Abstract

The Ordovician Faja Eruptiva de la Puna Oriental is a magmatic, predominantly intrusive belt in the Puna of northwestern Argentina with a N-S extension of ca. 400km. Scarce isotope geochemical ages and biostratigraphic data on some of the folded Faja Eruptiva country rocks assign the magmatism either to the Lower and lower Middle Ordovician, or to the latest Ordovician. Interpretations of origin and tectonic framework of the Faja Eruptiva are controversial and vary between arc, back-arc and collisional-orogenic settings.We present high-resolution La-ICP-MS U–Pb age and Hf isotope data on zircons from 10 plutonic samples covering the magmatic belt along a length of 200km in the northern Argentinian Puna. The xenocrystic and magmatic zircon age data have a wide spread between 2700Ma and 440Ma. Concordia and weighted mean age data document protracted magmatism in two phases between 480 and 460Ma, and between 453 and 444Ma, and constrain the time of the last intrusions at 444±3Ma and at 445±2Ma thus defining this last and main phase of intrusion at 444Ma.εHf(t) values define a main vertical trend centered at 500Ma with εHf(t) values between +3 and −16 indicating significant mixing of juvenile early Paleozoic melts with Paleoproterozoic crustal components. A second trend is formed by zircons with ages between 1.1Ga and c. 500Ma and predominantly positive εHf values between +8 and −3 and originates in juvenile mantle compositions between 1.6 and 1.1Ga. The spread of the zircon and Hf data document that the Faja Eruptiva intrusives have experienced large-scale contamination by the hosting crustal basement.
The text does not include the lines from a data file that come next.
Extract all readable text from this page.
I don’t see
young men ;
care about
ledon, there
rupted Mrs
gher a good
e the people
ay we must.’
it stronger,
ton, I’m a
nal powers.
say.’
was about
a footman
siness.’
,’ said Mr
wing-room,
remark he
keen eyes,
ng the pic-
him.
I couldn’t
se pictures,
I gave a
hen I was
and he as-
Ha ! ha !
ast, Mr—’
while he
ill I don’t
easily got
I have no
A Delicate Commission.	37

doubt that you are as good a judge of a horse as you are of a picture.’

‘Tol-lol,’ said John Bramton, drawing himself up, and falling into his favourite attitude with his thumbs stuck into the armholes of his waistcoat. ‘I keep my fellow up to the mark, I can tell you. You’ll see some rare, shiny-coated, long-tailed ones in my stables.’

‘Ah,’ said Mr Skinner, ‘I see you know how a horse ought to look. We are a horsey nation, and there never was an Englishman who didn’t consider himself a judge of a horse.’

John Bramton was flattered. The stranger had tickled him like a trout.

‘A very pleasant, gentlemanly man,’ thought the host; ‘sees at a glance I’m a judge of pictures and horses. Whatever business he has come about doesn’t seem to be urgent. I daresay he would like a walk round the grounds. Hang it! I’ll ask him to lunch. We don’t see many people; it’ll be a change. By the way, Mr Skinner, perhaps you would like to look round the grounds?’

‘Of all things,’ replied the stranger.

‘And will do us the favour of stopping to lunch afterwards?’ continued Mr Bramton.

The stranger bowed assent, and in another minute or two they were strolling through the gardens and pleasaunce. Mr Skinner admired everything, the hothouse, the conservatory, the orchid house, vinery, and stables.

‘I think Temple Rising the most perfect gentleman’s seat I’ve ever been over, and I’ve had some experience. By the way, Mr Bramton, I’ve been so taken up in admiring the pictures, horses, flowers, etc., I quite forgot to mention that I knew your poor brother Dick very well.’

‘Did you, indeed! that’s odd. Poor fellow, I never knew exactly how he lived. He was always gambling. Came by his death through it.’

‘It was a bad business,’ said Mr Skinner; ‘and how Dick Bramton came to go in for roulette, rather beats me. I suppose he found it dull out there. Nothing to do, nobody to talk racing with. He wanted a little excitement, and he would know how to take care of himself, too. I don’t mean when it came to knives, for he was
It follows that the basement of the Puna is formed either by the upper Proterozoic-lower Cambrian Puncoviscana Formation as an erosional product of the Proterozoic orogenic belts of SW Amazonia or that the Puna including its Puncoviscana basement is underlain by a crust shaped by these orogenies.The main intrusive event at 444Ma has been linked to the Oclóyic orogeny in the Late Ordovician. The plutons intruded very likely in a sinistral strike-slip regime after the main folding phase of the Oclóyic orogeny had deformed the Ordovician sedimentary country rocks.